The price of LTCI plans vary considerably, depending on:

-Your Age at purchase
-the DBA 
-the length of the elimination period 
-the length of your payout period, and
-whether it has an inflation rider

    A “typical” LTCI policy’s annual premium can run $800 if purchased at age 45; $2,300 if bought at age 55; $3,800 at age 65; and $7,500 at age 75, and so on. So the consumer should consider buying LTCI at a younger age at a lower price. Likewise, this strategy avoids the possibility of later developing health problems, and thereby, becoming uninsurable. Some argue that buying a plan at a younger age has the consumer paying premiums for many more years and making the plan more costly. None the less, it’s important to bear in mind that 40% of people receiving LTC are under age 65, and group health insurance plans rarely pay for LTC.

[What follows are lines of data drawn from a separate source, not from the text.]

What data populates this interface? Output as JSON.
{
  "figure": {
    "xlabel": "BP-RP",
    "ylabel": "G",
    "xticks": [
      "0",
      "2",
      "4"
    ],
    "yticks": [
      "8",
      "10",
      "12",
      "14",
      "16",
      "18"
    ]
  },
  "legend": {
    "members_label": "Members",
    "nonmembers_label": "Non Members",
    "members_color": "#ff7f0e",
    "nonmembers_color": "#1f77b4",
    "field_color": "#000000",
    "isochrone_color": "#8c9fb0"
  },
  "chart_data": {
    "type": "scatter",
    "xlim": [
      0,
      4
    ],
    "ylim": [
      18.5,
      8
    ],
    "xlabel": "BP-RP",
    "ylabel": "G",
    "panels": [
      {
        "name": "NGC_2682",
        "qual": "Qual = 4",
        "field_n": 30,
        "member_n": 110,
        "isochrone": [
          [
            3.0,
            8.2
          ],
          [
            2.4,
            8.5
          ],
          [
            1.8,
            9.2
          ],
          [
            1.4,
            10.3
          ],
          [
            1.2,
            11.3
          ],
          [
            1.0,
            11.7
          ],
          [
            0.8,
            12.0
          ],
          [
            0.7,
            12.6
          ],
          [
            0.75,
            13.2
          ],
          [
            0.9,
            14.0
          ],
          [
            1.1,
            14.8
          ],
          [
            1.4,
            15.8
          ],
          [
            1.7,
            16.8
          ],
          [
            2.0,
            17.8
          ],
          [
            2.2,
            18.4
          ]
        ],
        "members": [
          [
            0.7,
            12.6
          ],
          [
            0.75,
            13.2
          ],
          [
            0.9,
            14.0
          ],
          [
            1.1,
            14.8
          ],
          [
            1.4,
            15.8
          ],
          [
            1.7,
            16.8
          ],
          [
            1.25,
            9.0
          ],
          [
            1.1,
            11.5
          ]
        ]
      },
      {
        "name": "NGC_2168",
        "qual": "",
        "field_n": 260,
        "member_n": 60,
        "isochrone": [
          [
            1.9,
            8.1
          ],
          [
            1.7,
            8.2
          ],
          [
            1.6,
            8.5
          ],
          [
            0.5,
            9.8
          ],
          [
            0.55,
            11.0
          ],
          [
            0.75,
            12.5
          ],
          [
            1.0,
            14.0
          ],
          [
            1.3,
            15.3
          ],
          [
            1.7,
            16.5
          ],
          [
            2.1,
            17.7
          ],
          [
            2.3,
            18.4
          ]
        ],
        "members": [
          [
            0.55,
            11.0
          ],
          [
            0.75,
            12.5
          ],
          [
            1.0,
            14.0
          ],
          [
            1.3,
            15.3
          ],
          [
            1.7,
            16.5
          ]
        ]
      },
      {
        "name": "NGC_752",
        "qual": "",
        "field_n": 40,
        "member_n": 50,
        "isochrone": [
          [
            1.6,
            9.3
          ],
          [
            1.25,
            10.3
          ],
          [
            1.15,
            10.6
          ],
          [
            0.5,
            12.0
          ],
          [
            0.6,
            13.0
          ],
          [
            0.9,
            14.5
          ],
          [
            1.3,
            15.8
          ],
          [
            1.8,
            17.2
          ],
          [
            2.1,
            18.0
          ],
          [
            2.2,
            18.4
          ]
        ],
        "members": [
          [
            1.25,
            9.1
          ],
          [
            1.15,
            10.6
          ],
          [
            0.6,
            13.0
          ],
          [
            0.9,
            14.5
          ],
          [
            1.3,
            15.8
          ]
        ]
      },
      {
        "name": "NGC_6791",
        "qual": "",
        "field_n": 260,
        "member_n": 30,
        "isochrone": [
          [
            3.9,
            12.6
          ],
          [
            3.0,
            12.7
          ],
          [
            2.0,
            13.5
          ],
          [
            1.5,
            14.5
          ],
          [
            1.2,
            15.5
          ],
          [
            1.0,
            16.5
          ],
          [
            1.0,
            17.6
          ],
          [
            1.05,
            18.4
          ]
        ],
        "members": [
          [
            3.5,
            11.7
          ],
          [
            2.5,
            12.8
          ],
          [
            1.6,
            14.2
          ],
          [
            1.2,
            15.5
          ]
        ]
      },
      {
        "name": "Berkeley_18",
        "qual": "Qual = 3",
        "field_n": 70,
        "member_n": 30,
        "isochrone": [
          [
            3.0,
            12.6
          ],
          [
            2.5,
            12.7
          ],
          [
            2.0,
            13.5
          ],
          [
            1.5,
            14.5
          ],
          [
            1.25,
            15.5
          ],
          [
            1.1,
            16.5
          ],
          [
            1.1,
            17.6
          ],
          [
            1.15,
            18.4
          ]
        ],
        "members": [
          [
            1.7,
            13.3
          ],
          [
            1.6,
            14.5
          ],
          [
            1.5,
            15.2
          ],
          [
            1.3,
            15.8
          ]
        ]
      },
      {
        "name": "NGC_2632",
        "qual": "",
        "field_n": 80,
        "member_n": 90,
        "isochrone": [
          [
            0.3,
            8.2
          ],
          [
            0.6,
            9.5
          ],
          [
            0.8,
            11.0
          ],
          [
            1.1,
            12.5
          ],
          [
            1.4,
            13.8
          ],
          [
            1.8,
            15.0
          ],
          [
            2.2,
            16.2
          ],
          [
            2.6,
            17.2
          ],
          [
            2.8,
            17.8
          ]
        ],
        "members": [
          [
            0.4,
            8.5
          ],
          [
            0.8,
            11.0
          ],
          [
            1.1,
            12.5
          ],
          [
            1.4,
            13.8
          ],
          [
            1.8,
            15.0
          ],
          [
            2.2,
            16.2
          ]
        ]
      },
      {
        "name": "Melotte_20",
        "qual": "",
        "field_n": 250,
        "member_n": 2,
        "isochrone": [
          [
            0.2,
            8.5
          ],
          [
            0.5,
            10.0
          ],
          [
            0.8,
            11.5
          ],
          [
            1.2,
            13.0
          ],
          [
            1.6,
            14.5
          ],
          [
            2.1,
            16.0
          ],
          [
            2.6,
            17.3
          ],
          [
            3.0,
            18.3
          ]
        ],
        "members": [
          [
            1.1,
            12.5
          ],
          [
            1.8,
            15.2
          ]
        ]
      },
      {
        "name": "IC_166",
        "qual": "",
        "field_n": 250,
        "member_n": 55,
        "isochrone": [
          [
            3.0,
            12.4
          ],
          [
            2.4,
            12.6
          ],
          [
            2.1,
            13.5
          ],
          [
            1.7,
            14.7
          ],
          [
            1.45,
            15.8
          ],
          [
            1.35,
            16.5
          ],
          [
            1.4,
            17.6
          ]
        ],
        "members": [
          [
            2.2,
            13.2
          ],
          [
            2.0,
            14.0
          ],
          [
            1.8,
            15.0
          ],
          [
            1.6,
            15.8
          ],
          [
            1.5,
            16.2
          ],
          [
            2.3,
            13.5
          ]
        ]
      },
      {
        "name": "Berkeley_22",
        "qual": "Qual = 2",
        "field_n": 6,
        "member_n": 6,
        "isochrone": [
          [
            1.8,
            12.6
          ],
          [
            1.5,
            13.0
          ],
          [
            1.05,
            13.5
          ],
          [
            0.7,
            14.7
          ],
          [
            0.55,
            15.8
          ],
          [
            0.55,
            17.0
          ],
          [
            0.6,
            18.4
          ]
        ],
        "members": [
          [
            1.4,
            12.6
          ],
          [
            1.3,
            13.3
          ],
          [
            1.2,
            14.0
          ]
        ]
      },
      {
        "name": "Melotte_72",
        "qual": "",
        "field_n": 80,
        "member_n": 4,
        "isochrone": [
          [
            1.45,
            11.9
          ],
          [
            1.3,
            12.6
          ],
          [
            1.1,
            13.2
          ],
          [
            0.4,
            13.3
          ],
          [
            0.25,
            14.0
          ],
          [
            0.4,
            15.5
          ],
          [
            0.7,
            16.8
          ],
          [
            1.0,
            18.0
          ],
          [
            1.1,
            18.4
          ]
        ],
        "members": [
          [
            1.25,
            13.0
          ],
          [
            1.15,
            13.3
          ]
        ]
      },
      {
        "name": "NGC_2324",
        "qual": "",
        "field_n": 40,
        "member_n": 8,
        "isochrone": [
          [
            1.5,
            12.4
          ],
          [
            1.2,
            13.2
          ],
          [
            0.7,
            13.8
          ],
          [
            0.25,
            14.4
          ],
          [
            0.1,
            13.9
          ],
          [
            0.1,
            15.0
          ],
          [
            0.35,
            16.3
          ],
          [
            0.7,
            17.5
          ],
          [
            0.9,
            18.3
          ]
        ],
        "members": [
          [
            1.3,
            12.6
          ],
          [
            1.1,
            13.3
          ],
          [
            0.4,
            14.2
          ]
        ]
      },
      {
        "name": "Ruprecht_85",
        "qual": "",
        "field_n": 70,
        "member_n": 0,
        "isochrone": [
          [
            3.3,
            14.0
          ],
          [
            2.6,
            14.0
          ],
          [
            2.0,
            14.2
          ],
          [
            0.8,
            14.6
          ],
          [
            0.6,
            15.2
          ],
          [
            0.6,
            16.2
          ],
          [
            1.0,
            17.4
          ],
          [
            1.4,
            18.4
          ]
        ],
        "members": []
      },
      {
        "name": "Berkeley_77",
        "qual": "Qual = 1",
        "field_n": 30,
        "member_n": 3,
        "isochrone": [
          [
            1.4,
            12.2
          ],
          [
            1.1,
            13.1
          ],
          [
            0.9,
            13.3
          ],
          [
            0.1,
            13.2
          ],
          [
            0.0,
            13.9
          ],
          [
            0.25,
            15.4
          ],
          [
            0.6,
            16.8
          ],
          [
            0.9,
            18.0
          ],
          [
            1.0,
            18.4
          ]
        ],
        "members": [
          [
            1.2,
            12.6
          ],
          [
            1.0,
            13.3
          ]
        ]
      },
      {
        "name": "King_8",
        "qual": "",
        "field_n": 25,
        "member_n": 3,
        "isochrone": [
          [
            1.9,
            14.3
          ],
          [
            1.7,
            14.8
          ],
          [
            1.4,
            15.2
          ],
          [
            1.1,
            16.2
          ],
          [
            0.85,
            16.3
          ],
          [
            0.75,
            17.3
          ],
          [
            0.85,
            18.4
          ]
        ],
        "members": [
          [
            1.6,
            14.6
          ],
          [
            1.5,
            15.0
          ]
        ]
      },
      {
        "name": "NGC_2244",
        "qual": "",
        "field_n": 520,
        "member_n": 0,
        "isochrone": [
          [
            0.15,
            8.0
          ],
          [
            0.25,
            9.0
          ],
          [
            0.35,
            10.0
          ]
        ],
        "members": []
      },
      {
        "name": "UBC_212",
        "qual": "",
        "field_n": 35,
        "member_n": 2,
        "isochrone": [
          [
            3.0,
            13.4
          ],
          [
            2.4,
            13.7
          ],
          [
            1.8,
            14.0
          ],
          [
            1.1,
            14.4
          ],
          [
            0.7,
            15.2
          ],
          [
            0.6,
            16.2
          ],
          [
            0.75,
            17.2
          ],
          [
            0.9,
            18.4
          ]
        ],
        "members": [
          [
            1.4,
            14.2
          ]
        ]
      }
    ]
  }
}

LTCI experts suggest you seriously consider buying LTCI if a number of the following apply:

-you have financial assets (excluding your house) greater than $300,000
-can afford the premiums (now and in the future)
-want to be in control of the LTC you receive
-do not want to be a burden to your family
-want to leave an estate
-already are saving enough to be on track to afford to retire

    LTCI is designed to protect your life-style (and that of your partner’s) by transferring the risk of LTC expenses to an insurance company. Just as few home owners are without home owner’s insurance, most people should consider buying LTCI to manage the risk posed by LTC expenses. Check with your Elder law attorney to see if you’re a good candidate for LTCI.

*Even if the insured can technically perform these tasks, cognitive impairment requiring substantial supervision   can also trigger benefits.

**For example, the average annual cost of a semi-private room in a long-term care facility in Connecticut in 2020 exceeds $155,000, with costs for assisted living and home care much higher as well. 

***Group LTCI plans offered through an employer will usually waive this requirement briefly during an initial            open enrollment period.